RSNA challenge boosts automated bone age ratings

RNSA (The Radiological Society of North America) organized a machine learning challenge in bone age rating in 2017. This article reviews the challenge and explains its crucial role in boosting performance of BoneXpert in terms of bone age ratings.

On  August 5, 2017, RSNA published 12611 hand X-rays with associated bone age ratings, and challenged the machine learning community to develop algorithms for automated bone age rating. 260 teams signed up. For the final test, RSNA released 200 X-rays without rating, and 48 teams submitted bone age predictions. One of several radiologists rated the 12611 cases, and RSNA furthermore obtained six independent ratings for the 200 test cases. The average of the bone age ratings was the reference, and the Mean Absolute Deviation (MAD) from this reference was the measure accuracy for selecting the best algorithms. The top-five algorithms achieved MAD 4.3-4.5 months. As there was no statistically significant difference in performance between these five, RSNA elected these as winners of the Challenge, and a paper on these five was written (in Radiology).

Human rating vs. machine learning

Visiana participated with an algorithm similar to version 2 of BoneXpert, but retrained on the RSNA data, and obtained MAD 4.5, ranking number 4.

The basis of the Challenge is that the true bone age rating of an X-ray is the average rating by very many humans.

The first thing one can ask is: how accurate is a single human in hitting the true rating? The answer is MAD = 6.5 months.

The second thing to ask is: how close is the reference rating of 200 test cases to the true rating? The answer is MAD = 2.6 months.

Finally: how close is a new human rating to the reference? The answer is MAD 7.0 months.

Now, the fact that the winning algorithms achieved MAD 4.3-4.5 months wrt the reference is very remarkable. This is so much better than a single human can do, and it relates directly to the hot question: Will AI replace radiologists? – the answer seems to be, that for bone age rating, yes indeed!

It is nice that when one trains a machine learning method on images with a single rating, performed by many raters, the method will learn a good approximation to the true rating. What happens is that during training, the rater variability is averaged out, and the machine ends up being more accurate than a human rater.

BoneXpert improvements after RSNA

After the Challenge, Visiana developed BoneXpert version 3 and released it in September 2019. This embodies three improvements. Firstly, it locates the bones more accurate. Secondly, it finds more bones, namely also finger 2 and 4 and the carpals, so that in total 28 bones are analysed. Thirdly, it uses a record-high number of training examples: 14036 from RSNA, 8250 from Tübingen, 1642 normal cases from Europe and USA, plus about 6000 extra normal cases at the low and high ends of the bone age scale – in total approx. 30000 cases. In contrast, version 2 used less than 2000 cases, so version 3 was in a much better position to learn the intricacies of bone age rating.

Version 3 obtains MAD 4.1 months on the RSNA benchmark test set (and RMSE = 0.45 y), so it outperforms the 47 other algorithms (although it is still not statistically significantly better than the five winners).The above plots show the performance.

One can derive that the average rating of four humans also gives MAD = 4.1 months wrt the reference, and one can also derive, that the accuracy of version 3 wrt the true rating is MAD 3.2 months.

Impact of RSNA challenge

The RSNA Challenge advanced automated bone age rating in three important ways. Firstly, the main prerequisite for the good performance among the winners was the very large number of training examples provided. Secondly, the Challenge lead to a conceptual clarification of bone age rating, by demonstrating that the average of six ratings reduces the human rater variability and exposes the impressive performance of machine learning. Thirdly, the Challenge established a benchmark for future research.

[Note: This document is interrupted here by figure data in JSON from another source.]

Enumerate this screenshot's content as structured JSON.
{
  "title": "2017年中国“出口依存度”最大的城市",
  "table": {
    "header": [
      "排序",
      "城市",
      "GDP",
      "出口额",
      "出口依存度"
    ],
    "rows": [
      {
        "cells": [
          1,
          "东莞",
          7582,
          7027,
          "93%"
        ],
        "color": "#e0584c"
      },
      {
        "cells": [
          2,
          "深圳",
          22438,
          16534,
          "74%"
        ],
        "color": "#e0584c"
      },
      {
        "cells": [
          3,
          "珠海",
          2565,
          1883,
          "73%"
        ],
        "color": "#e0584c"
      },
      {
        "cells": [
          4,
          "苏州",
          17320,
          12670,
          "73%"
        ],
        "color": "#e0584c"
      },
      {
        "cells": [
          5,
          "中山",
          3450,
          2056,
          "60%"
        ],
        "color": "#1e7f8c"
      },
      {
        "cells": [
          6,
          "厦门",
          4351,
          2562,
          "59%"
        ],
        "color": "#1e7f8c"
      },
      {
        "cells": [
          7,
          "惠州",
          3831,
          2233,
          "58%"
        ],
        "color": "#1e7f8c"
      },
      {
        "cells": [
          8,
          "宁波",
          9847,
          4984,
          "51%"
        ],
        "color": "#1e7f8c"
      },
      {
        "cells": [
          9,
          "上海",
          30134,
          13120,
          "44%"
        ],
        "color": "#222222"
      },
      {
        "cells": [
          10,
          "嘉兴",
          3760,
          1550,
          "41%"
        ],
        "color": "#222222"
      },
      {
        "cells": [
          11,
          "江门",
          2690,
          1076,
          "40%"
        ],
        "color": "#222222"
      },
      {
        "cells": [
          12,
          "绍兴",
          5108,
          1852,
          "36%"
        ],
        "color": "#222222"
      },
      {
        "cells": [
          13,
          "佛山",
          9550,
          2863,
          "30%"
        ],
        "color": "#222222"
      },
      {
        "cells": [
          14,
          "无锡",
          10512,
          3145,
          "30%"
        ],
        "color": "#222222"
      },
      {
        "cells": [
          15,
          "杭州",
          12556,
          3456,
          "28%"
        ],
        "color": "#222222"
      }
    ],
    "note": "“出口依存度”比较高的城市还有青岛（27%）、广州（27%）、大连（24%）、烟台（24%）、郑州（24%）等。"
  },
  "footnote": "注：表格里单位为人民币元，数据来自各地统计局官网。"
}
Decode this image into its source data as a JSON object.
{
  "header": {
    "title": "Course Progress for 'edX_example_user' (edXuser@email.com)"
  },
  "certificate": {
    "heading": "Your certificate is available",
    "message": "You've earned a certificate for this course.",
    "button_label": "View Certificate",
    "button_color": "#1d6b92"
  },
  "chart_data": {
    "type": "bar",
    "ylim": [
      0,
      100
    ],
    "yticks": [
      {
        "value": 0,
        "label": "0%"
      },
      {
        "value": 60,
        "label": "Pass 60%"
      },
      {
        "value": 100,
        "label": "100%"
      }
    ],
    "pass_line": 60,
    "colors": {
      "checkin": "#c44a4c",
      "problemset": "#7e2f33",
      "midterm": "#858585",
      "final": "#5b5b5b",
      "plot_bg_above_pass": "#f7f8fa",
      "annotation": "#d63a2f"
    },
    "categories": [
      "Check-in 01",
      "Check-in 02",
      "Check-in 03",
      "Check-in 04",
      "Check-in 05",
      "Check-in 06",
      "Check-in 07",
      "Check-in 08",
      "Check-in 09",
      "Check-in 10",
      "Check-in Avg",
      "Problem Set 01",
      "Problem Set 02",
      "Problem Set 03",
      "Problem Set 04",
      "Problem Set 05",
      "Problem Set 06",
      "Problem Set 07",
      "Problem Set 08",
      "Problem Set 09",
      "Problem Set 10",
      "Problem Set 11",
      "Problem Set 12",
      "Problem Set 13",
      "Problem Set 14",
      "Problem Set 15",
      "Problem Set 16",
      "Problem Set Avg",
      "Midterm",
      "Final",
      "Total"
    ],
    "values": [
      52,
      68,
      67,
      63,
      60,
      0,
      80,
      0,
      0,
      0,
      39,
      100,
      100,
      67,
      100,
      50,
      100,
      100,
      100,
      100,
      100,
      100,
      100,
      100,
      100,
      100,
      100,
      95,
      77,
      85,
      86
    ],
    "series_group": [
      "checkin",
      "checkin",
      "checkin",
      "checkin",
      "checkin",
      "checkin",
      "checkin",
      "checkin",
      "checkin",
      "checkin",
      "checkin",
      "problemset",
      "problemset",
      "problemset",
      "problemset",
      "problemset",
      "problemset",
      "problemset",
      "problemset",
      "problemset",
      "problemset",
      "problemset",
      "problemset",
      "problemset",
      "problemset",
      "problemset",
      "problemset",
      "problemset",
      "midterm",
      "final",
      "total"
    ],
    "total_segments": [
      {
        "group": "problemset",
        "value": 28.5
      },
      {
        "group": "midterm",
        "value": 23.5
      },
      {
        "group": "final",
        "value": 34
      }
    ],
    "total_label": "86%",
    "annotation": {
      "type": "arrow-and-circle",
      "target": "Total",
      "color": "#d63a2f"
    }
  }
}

Performing well on the RSNA benchmark is a necessary but not sufficient condition for being clinically useful. The following other aspects of BoneXpert are crucial:

  • It is a CE-marked medical device and a supported product.
  • It has usability, as proven by the numerous sites who pay per analysis, despite being not reimbursed.
  • More than 20 publications have reported validation studies of BoneXpert, addressing specific disorders and populations, presenting reference curves, and validating wrt adult height prediction.
  • BoneXpert incorporates an automated method for rejecting dubious bones, or even rejecting the entire image. This is necessary for the use as an autonomous method.
  • The algorithm gives visual feedback about which bones were analysed, and exactly how they were located. This gives the user confidence in the system, and allows going into detail with a particular case, if desired.

The take-home message for clinical practice is the following: State-of-the-art of bone age rating used to be a careful manual rating by an expert. This has now changed: a machine can do clearly better. So, if a clinic wants to use the best practice, there seems to be only two options

  1. One can ask four human raters to read each image, and take the average
  2. One can use BoneXpert

Using a single manual rating is no longer the best practice.